Mientras los dos cazadores se alejaban corriendo, el ingeniero y O’Connor pusiéronse a hacer un agujero a trescientos metros de la mina, y de casi un metro de profundidad. Apenas habían terminado la excavación, cuando volvieron Morgan y Burthon con los objetos pedidos.

El ingeniero tentó primero el interior de la abertura, para ver si estaba caliente, y solamente lo halló algo templado; después introdujo en él un grueso cartucho provisto de larga mecha.

—Preparaos a escapar —dijo.

Y encendida la mecha, se alejó a todo correr seguido de sus compañeros, con los cuales se detuvo a medio kilómetro de distancia.

—¿Cuánto durará la mecha? —preguntó O’Connor.

—Cuatro minutos —respondió Sir John, sacando su reloj—. Teneos firmes, si no queréis venir al suelo.

—Apoyémonos en la pared —dijo Morgan—. El empuje del aire será irresistible.

Todos siguieron el consejo del maquinista, y se apoyaron en la pared, mirando atentamente y con viva ansiedad la humeante mina que estaba a punto de hacerse pedazos. Sobre los encendidos carbones veíanse volar de cuando en cuando haces de chispas, arrastrados a través de las tinieblas por una corriente de aire, que Dios sabe de dónde procedía.

—¡Cuatro minutos! —gritó a poco rato el ingeniero.

Un instante después una llama gigantesca desgarraba la mina, lanzando a derecha e izquierda enormes trozos de carbón, y subía hacia la bóveda iluminando vivamente las cavernas y galerías, seguida al punto por un estallido formidable, semejante sólo al disparo simultáneo de cien cañones.

Todo pareció oscilar. Tembló el suelo, vacilaron las rocas, bamboleándose las columnas, rompióse en varios sitios la bóveda, dejando caer rocas enormes.

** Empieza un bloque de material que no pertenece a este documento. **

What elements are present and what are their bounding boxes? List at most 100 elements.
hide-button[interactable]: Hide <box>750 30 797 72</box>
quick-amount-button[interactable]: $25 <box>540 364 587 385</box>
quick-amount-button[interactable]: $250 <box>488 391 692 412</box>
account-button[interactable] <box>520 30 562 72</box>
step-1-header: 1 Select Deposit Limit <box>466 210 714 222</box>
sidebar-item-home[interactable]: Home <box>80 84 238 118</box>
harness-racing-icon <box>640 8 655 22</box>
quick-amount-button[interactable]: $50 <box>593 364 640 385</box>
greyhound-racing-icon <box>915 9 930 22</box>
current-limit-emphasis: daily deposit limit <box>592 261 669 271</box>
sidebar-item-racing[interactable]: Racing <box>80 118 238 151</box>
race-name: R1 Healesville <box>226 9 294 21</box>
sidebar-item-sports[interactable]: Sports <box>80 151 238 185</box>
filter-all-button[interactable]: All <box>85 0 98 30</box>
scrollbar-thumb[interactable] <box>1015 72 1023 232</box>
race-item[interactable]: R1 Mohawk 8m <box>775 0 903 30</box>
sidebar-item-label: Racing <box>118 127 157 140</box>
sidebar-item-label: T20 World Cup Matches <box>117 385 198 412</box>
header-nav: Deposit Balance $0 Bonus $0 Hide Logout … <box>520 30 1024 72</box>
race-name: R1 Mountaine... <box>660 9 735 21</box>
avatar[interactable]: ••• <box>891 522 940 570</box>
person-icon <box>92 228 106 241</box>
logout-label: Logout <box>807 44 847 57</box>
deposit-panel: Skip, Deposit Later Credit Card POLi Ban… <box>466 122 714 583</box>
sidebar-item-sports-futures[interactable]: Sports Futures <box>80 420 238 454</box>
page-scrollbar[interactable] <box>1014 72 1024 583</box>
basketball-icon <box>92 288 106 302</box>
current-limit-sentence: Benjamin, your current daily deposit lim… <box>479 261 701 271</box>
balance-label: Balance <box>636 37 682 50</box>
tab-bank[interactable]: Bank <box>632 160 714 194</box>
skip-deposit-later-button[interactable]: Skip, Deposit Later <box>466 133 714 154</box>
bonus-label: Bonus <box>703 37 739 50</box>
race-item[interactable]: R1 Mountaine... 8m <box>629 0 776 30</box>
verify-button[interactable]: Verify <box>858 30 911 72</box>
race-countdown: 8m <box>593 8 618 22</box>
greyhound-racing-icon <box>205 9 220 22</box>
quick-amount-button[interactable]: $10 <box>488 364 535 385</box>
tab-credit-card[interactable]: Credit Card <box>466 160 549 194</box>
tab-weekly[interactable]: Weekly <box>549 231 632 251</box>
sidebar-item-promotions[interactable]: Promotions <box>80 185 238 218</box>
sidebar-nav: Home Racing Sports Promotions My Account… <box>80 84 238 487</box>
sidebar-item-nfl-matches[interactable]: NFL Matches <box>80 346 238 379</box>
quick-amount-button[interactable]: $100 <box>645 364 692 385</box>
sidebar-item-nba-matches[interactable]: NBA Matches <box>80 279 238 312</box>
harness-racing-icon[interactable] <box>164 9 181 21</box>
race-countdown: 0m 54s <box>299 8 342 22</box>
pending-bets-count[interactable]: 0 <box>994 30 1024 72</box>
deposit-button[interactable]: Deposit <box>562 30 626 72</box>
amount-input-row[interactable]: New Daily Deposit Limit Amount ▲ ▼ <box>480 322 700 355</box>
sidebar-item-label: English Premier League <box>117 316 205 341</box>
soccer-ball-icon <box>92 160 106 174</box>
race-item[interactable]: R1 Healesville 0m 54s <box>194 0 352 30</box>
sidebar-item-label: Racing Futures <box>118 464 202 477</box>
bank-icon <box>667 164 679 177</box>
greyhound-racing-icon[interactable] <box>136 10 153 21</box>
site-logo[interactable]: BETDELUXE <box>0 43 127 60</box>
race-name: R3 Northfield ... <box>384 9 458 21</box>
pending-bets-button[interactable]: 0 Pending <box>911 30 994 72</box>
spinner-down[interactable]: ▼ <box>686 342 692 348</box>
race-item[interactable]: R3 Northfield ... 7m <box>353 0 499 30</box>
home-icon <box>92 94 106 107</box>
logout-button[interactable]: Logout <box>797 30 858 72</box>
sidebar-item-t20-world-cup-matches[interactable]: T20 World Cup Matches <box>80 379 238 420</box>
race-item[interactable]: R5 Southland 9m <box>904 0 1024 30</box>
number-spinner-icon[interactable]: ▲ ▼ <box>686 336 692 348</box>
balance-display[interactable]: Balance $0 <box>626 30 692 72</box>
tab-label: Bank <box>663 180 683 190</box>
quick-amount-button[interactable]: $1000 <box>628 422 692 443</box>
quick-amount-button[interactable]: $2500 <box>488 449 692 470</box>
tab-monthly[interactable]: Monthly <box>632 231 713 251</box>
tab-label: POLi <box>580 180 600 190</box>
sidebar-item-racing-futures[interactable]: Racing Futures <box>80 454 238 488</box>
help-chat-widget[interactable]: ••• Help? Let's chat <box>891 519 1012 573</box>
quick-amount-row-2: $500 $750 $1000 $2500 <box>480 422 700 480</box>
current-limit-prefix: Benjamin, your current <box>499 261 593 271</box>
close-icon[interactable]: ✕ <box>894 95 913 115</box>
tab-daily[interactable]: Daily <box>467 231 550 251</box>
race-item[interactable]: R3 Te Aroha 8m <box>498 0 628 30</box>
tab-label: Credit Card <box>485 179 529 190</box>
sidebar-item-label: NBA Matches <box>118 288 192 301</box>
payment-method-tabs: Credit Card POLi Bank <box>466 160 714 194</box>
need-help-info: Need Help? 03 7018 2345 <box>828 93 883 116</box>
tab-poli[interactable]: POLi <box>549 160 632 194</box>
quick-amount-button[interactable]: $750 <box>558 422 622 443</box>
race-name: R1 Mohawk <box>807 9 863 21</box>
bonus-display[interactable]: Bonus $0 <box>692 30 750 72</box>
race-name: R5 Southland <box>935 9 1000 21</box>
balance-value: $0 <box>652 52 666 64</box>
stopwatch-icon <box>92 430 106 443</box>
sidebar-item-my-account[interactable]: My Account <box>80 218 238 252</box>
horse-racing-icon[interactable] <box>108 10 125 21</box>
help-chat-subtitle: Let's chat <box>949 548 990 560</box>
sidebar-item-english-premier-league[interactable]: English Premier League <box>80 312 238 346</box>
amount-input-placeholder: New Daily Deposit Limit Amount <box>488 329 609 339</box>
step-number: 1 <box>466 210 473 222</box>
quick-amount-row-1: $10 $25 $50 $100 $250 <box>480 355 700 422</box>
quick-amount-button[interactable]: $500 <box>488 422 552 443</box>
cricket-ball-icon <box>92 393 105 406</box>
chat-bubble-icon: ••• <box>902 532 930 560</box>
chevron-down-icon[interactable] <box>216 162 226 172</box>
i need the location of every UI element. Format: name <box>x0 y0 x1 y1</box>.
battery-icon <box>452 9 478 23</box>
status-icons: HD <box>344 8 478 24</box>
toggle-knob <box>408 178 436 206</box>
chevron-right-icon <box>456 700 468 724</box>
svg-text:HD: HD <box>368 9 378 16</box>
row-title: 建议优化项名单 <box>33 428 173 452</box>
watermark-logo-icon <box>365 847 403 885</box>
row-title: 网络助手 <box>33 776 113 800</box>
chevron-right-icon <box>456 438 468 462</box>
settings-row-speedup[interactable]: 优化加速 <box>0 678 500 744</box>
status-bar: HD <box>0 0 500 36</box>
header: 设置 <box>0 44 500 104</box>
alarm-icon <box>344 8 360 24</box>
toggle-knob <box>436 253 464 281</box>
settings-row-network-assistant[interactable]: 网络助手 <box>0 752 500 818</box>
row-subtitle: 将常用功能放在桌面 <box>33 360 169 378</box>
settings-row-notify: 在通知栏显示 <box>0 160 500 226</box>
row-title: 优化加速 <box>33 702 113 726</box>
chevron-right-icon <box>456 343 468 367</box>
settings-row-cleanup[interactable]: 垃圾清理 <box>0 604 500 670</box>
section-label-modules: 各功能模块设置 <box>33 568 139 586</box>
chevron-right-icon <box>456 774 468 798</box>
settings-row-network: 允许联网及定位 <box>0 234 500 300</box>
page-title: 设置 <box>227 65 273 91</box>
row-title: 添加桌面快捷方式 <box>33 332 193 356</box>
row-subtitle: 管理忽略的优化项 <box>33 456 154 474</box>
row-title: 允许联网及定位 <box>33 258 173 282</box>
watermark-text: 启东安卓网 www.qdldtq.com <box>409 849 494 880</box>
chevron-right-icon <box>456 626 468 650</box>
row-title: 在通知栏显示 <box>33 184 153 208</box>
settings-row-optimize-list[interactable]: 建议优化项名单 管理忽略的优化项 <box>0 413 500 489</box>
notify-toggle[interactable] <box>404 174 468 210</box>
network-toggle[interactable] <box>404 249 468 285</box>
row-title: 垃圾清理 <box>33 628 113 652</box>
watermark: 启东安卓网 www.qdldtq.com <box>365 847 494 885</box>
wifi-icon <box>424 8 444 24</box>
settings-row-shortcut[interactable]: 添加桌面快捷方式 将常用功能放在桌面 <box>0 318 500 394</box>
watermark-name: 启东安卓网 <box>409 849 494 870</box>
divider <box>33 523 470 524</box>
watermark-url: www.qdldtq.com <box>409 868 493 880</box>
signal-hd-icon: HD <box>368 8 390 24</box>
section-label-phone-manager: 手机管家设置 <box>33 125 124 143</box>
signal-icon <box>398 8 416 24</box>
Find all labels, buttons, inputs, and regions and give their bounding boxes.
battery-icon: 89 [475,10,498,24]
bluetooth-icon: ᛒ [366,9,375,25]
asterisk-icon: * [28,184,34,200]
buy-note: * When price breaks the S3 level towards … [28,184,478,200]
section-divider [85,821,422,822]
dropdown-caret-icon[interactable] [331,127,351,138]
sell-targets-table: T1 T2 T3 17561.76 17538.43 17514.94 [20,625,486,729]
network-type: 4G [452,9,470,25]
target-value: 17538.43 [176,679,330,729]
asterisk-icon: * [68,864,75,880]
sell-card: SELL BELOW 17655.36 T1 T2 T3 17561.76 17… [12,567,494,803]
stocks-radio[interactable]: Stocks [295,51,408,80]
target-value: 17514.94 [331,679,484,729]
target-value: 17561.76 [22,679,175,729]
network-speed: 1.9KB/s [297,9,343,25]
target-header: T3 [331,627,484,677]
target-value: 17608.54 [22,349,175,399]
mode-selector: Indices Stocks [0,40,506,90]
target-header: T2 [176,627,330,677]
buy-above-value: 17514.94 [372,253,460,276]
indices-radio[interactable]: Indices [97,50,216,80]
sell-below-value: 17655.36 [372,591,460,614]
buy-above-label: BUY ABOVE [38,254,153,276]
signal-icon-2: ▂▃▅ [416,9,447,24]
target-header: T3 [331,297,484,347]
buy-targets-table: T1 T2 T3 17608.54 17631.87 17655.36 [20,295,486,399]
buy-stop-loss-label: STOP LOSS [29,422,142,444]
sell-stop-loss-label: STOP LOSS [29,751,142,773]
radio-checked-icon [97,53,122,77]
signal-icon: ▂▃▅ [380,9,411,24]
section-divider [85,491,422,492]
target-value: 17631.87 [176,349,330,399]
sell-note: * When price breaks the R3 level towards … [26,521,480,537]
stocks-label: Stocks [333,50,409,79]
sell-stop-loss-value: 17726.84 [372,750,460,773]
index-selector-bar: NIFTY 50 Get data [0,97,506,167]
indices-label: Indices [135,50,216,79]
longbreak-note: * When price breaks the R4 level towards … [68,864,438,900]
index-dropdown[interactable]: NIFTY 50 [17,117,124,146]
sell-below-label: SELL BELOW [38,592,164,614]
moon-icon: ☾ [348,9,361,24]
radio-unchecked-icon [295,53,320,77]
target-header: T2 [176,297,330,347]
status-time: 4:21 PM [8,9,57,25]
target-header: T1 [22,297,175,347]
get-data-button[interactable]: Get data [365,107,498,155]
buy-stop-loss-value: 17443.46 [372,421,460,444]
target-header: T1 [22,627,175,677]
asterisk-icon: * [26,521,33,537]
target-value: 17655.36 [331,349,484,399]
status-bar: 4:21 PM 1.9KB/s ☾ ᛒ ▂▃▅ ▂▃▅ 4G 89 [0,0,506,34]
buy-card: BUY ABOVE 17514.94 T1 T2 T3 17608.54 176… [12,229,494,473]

Los cuatro exploradores, embestidos por una furiosa ráfaga de aire, cayeron en tierra unos sobre otros y las lámparas se apagaron.

Durante cinco minutos, un continuado fragor, recogido y multiplicado por los ecos de los antros, galerías y cavernas, turbó el silencio que poco antes reinaba en las entrañas de la tierra, y poco a poco se apagó.

Los cuatro hombres, magullados por el imprevisto batacazo, se levantaron, mirando en torno suyo con vivísima ansiedad.

En la galería reinaba oscuridad profunda, por haberse apagado, como dijimos, las lámparas; pero allá, hacia la mina, veíanse chispear cientos de masas de carbón, en cuyo centro abrase una enorme hendidura de más de ciento cincuenta pies de larga, que hervía con llama y lanzaba al aire nubes de chispas y de humo.